VSAFE is an effort by VA to corral all the various forms of veteran fraud and exploitation, understand the issue more fully, and act upon it. In December, Montoya said, a presidential task force had its initial meeting “and started talking about how we get after this.”
One way is a VSAFE “listening tour” that has begun to gather examples from veterans across the country, representing nine different demographics, from student veterans to the elderly. “We are going on a six-month sprint to have listening sessions like this to hear straight from the source. We’re not going to assume what the fraud is. We’re not going to assume that because I experienced fraud in this way, it’s the only way or the most prevalent way. We want to hear it straight from the source.” She said VA will be looking to student veterans, staff, veterans service organizations and others to capture all the types of fraud and exploitation occurring.
“Once we hit all of the demographics of the veteran population that we hope to, we’re going to consolidate that information, and it’s going to help inform the resources we develop … and also how we start getting after solutions … All the information that you guys provide is going to inform what we do, and how we further develop, this VSAFE initiative.”
She also let students know that a dedicated VA hotline – 1-800-827-1000 – is available for veterans to report suspected fraud.
Also included in the conference were multiple sessions that demonstrated the importance of community service, fitness and networking with local veterans service organizations and others in communities. Community service and projects like those undertaken by The Mission Continues – which led a Thursday unity project with SVA to revitalize Blue Hole Farm, an eco-friendly community space that augers against food insecurity and advances green technologies – were encouraged for young veterans seeking to attain the same sense of purpose they knew in the military.

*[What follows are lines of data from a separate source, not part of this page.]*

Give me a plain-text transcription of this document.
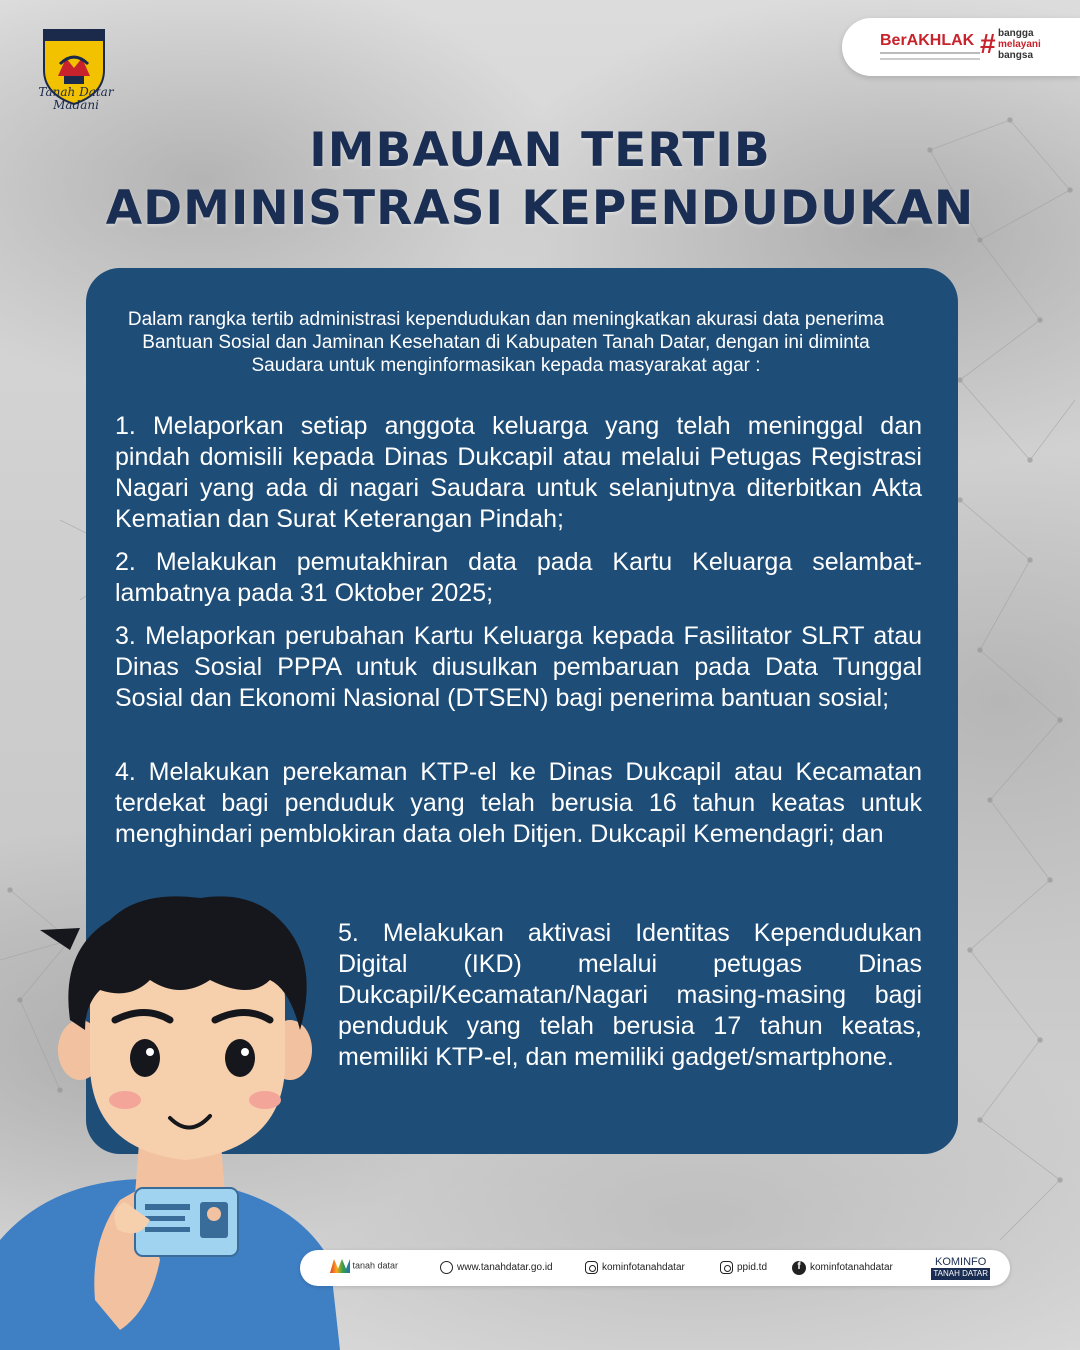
Tanah Datar Madani
BerAKHLAK # bangga
melayani
bangsa
IMBAUAN TERTIB
ADMINISTRASI KEPENDUDUKAN
Dalam rangka tertib administrasi kependudukan dan meningkatkan akurasi data penerima Bantuan Sosial dan Jaminan Kesehatan di Kabupaten Tanah Datar, dengan ini diminta Saudara untuk menginformasikan kepada masyarakat agar :
1. Melaporkan setiap anggota keluarga yang telah meninggal dan pindah domisili kepada Dinas Dukcapil atau melalui Petugas Registrasi Nagari yang ada di nagari Saudara untuk selanjutnya diterbitkan Akta Kematian dan Surat Keterangan Pindah;
2. Melakukan pemutakhiran data pada Kartu Keluarga selambat-lambatnya pada 31 Oktober 2025;
3. Melaporkan perubahan Kartu Keluarga kepada Fasilitator SLRT atau Dinas Sosial PPPA untuk diusulkan pembaruan pada Data Tunggal Sosial dan Ekonomi Nasional (DTSEN) bagi penerima bantuan sosial;
4. Melakukan perekaman KTP-el ke Dinas Dukcapil atau Kecamatan terdekat bagi penduduk yang telah berusia 16 tahun keatas untuk menghindari pemblokiran data oleh Ditjen. Dukcapil Kemendagri; dan
5. Melakukan aktivasi Identitas Kependudukan Digital (IKD) melalui petugas Dinas Dukcapil/Kecamatan/Nagari masing-masing bagi penduduk yang telah berusia 17 tahun keatas, memiliki KTP-el, dan memiliki gadget/smartphone.
tanah datar	www.tanahdatar.go.id	kominfotanahdatar	ppid.td	f kominfotanahdatar	KOMINFO
TANAH DATAR
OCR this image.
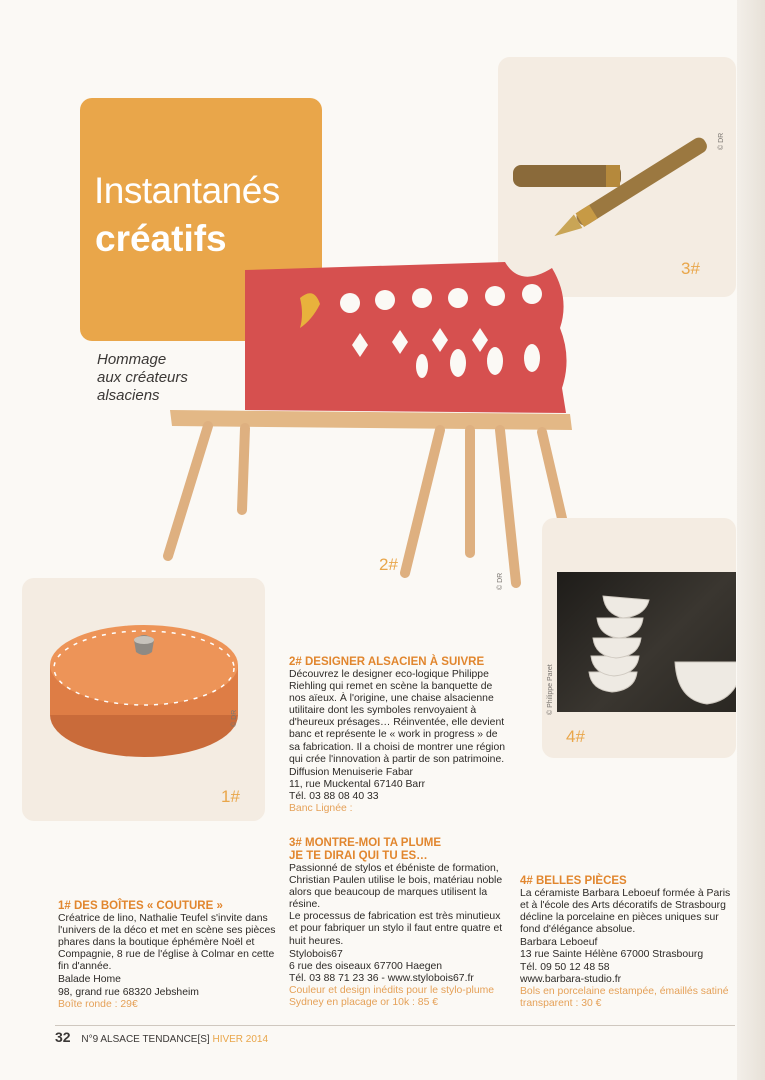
Instantanés
créatifs
Hommage
aux créateurs
alsaciens
3#
© DR
2#
© DR
1#
© DR
4#
© Philippe Paret
2# DESIGNER ALSACIEN À SUIVRE
Découvrez le designer eco-logique Philippe Riehling qui remet en scène la banquette de nos aïeux. À l'origine, une chaise alsacienne utilitaire dont les symboles renvoyaient à d'heureux présages… Réinventée, elle devient banc et représente le « work in progress » de sa fabrication. Il a choisi de montrer une région qui crée l'innovation à partir de son patrimoine.
Diffusion Menuiserie Fabar
11, rue Muckental 67140 Barr
Tél. 03 88 08 40 33
Banc Lignée :
3# MONTRE-MOI TA PLUME
JE TE DIRAI QUI TU ES…
Passionné de stylos et ébéniste de formation, Christian Paulen utilise le bois, matériau noble alors que beaucoup de marques utilisent la résine.
Le processus de fabrication est très minutieux et pour fabriquer un stylo il faut entre quatre et huit heures.
Stylobois67
6 rue des oiseaux 67700 Haegen
Tél. 03 88 71 23 36 - www.stylobois67.fr
Couleur et design inédits pour le stylo-plume Sydney en placage or 10k : 85 €
1# DES BOÎTES « COUTURE »
Créatrice de lino, Nathalie Teufel s'invite dans l'univers de la déco et met en scène ses pièces phares dans la boutique éphémère Noël et Compagnie, 8 rue de l'église à Colmar en cette fin d'année.
Balade Home
98, grand rue 68320 Jebsheim
Boîte ronde : 29€
4# BELLES PIÈCES
La céramiste Barbara Leboeuf formée à Paris et à l'école des Arts décoratifs de Strasbourg décline la porcelaine en pièces uniques sur fond d'élégance absolue.
Barbara Leboeuf
13 rue Sainte Hélène 67000 Strasbourg
Tél. 09 50 12 48 58
www.barbara-studio.fr
Bols en porcelaine estampée, émaillés satiné transparent : 30 €
32 N°9 ALSACE TENDANCE[S] HIVER 2014
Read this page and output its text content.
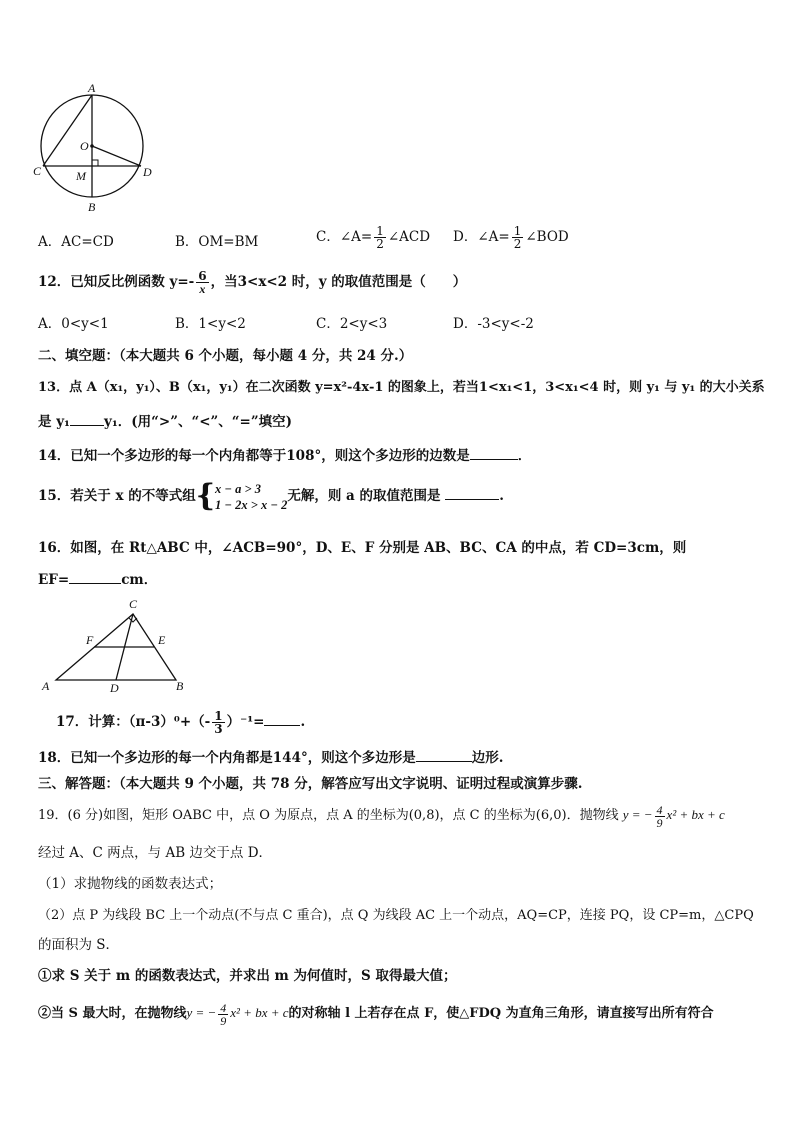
A
O
C	M	D
B
A．AC=CD	B．OM=BM	C．∠A= $\frac{1}{2}$ ∠ACD D．∠A= $\frac{1}{2}$ ∠BOD
12．已知反比例函数 $y=- \frac{6}{x}$ ，当3<x<2 时，y 的取值范围是（　　）
A．0<y<1	B．1<y<2	C．2<y<3	D．-3<y<-2
二、填空题：（本大题共 6 个小题，每小题 4 分，共 24 分.）
13．点 A（x₁，y₁）、B（x₁，y₁）在二次函数 y=x²-4x-1 的图象上，若当1<x₁<1，3<x₁<4 时，则 y₁ 与 y₁ 的大小关系
是 y₁	y₁．(用“>”、“<”、“=”填空)
14．已知一个多边形的每一个内角都等于108°，则这个多边形的边数是	．
15．若关于 x 的不等式组{ x − a > 3
1 − 2x > x − 2
无解，则 a 的取值范围是	.
16．如图，在 Rt△ABC 中，∠ACB=90°，D、E、F 分别是 AB、BC、CA 的中点，若 CD=3cm，则
EF=	cm．
C
F	E
A	D	B
17．计算：$(\pi-3)^0+(- \frac{1}{3} )^{-1}=$	.
18．已知一个多边形的每一个内角都是144°，则这个多边形是	边形.
三、解答题：（本大题共 9 个小题，共 78 分，解答应写出文字说明、证明过程或演算步骤.
19．(6 分)如图，矩形 OABC 中，点 O 为原点，点 A 的坐标为(0,8)，点 C 的坐标为(6,0)．抛物线 y = − $\frac{4}{9} x^2$ + bx + c
经过 A、C 两点，与 AB 边交于点 D．
（1）求抛物线的函数表达式；
（2）点 P 为线段 BC 上一个动点(不与点 C 重合)，点 Q 为线段 AC 上一个动点，AQ=CP，连接 PQ，设 CP=m，△CPQ
的面积为 S．
①求 S 关于 m 的函数表达式，并求出 m 为何值时，S 取得最大值；
②当 S 最大时，在抛物线y = − $\frac{4}{9} x^2$ + bx + c的对称轴 l 上若存在点 F，使△FDQ 为直角三角形，请直接写出所有符合
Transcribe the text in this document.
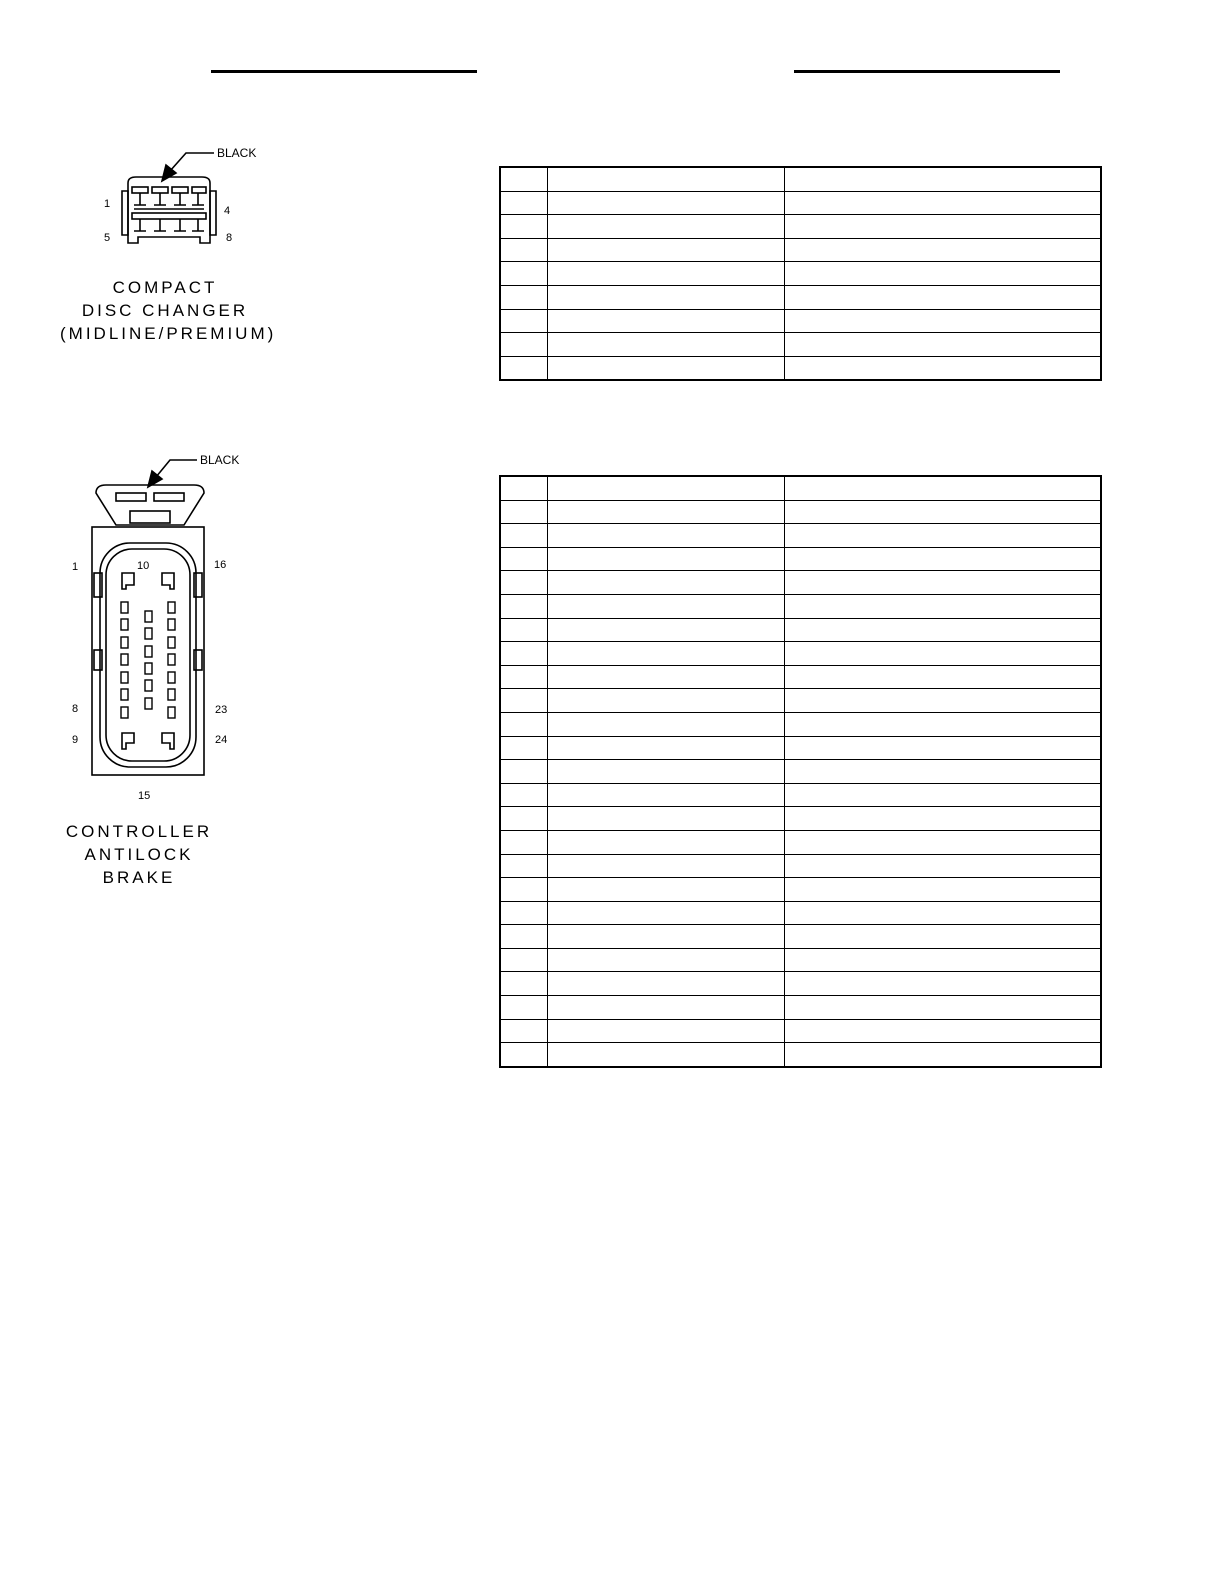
1
4
5	8
BLACK
COMPACT
DISC CHANGER
(MIDLINE/PREMIUM)
1	10	16
8	23
9	24
15
BLACK
CONTROLLER
ANTILOCK
BRAKE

“You can’t come home and take off that uniform and thrive without the support of a community,” explained Lisa Hallett, executive director and co-founder of Wear Blue Run to Remember, which led the SVA group on a 1.4-mile Remembrance Run Saturday morning. “Communities possess belongingness and purpose, and we know that those are two important protective factors that fight against suicide. There is power in partnering with our local veterans service organizations so that we can provide opportunities for community and belongingness.”
She later facilitated a panel discussion with veterans leading efforts to strengthen communities and local veterans networks through non-profit programs they represent.
Army combat veteran T’Liza Kiel, director of alumni engagement for The Mission Continues, made the point among her fellow veterans that “Your network is your net worth.”
That point was made clear in hundreds of ways during the conference, among student veterans, caregivers, VA, The American Legion, employers and dozens of others throughout the conference -- including one dog named Kenzo.